At once he sets to work powering up the LK’s communications system. As with the LOK, sporadic electrical failures affect the vehicle’s control systems. A power surge has travelled throughout the stack, to the LK possibly from the LOK via the umbilical connection. In any event, he is unable to activate the radio.

Yefgenii toils through a sequence of procedures to open communications. The checklists in the LK offer him a number of alternatives. He tries them all, one by one. He resets switches. He shuts down related systems. He powers up related systems. He repeats the sequence again in its entirety, without success.

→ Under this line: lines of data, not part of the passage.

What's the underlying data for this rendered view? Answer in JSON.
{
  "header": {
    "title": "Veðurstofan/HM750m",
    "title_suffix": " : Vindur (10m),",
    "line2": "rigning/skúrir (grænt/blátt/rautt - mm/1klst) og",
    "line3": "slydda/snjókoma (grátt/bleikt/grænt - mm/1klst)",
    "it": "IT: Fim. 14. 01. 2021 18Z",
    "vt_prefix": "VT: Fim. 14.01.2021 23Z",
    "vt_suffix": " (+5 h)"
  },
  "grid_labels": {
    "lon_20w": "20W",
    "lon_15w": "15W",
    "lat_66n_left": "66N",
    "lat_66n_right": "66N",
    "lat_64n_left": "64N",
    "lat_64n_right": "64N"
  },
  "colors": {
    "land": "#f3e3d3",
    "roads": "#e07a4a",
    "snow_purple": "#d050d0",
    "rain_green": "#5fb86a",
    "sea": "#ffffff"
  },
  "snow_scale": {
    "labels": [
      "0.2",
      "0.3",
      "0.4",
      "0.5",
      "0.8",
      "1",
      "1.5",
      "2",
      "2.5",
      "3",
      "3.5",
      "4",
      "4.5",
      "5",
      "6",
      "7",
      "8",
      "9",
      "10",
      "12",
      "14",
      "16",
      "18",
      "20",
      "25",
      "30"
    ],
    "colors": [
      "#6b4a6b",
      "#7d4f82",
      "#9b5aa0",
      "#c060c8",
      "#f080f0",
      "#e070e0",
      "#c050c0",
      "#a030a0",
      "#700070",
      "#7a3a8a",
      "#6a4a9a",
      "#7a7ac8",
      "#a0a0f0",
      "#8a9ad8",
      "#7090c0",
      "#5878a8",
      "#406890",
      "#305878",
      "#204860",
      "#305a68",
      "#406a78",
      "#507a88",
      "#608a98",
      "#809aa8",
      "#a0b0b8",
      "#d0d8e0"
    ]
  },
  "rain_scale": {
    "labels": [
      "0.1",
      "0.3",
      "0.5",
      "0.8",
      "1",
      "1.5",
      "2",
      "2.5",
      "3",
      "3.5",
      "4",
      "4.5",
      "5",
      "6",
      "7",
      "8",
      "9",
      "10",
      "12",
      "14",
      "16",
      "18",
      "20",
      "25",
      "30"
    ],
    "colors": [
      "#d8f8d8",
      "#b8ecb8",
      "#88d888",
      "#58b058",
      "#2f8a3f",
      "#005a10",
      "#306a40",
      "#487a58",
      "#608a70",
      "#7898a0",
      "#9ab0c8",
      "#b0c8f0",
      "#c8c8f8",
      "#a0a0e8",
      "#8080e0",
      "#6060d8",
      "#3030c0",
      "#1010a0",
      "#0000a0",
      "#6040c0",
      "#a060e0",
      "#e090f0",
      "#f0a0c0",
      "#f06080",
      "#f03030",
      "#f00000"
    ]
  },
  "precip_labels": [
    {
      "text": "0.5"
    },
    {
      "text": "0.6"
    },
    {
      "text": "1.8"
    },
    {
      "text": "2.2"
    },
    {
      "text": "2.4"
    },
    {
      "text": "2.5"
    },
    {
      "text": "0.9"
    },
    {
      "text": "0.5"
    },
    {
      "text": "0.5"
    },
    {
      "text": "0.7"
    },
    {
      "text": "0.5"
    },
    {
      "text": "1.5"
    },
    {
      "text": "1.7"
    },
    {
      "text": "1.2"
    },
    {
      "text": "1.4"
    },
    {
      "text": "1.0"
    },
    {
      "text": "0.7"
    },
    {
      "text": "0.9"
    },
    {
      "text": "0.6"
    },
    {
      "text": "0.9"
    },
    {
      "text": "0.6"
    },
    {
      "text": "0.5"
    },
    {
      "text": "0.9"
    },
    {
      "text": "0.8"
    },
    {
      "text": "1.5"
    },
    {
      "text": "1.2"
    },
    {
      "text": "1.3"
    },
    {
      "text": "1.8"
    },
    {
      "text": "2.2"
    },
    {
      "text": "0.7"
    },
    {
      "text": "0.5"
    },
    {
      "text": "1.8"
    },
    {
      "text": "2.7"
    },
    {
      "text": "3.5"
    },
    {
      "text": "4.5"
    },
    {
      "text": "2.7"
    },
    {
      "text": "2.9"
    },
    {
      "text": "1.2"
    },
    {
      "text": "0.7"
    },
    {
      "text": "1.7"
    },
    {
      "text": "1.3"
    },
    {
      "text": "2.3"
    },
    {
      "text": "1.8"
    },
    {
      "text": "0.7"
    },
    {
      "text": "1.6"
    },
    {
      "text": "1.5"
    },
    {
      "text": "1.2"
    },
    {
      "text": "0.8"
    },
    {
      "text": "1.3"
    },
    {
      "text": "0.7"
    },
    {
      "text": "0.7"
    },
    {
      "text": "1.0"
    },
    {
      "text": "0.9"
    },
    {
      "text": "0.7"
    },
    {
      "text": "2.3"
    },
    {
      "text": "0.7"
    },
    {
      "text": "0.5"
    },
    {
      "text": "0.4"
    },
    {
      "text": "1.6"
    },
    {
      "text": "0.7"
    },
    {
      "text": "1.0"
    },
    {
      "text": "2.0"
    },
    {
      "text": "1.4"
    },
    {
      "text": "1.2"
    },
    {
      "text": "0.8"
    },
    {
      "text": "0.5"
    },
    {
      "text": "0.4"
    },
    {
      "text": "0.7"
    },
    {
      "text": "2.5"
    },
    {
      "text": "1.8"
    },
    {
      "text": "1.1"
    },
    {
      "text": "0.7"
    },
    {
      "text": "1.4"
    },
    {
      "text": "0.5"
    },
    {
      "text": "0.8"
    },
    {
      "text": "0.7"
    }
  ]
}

He drifts for a time in the cabin. Through the upper viewport he gazes at the arching back of the
Voskhodyeniye
stack. A curve of metal slices the Earth into a glowing crescent of blue and white. He decides to try once again to activate the radio. He turns all the control switches to off and then throws them on one by one. He trips and resets the circuit breaker. The lander’s radio is as dead as the LOK’s. The crescented Earth hangs in the upper viewport like the downturned mouth of a sorrowful cartoon.

Following a rapid assessment, Yefgenii concludes that while many of the lander’s essential operating systems show promise, in their present condition none of them gives him the option of relaying a message to Earth. The LK possesses no power supply of its own. Apart from the charge in its batteries, it depends on the LOK for electricity.

Yefgenii wipes his visor clean with his silk lining gloves and then relocks the helmets and outer gloves to the suit’s metal collar and cuffs. He is anxious and depressed but cannot afford to let himself get diverted. With as much haste as he can muster in his state of fatigue, he shuts down the LK’s systems. The lander returns to its dormant state, its batteries spared for another day.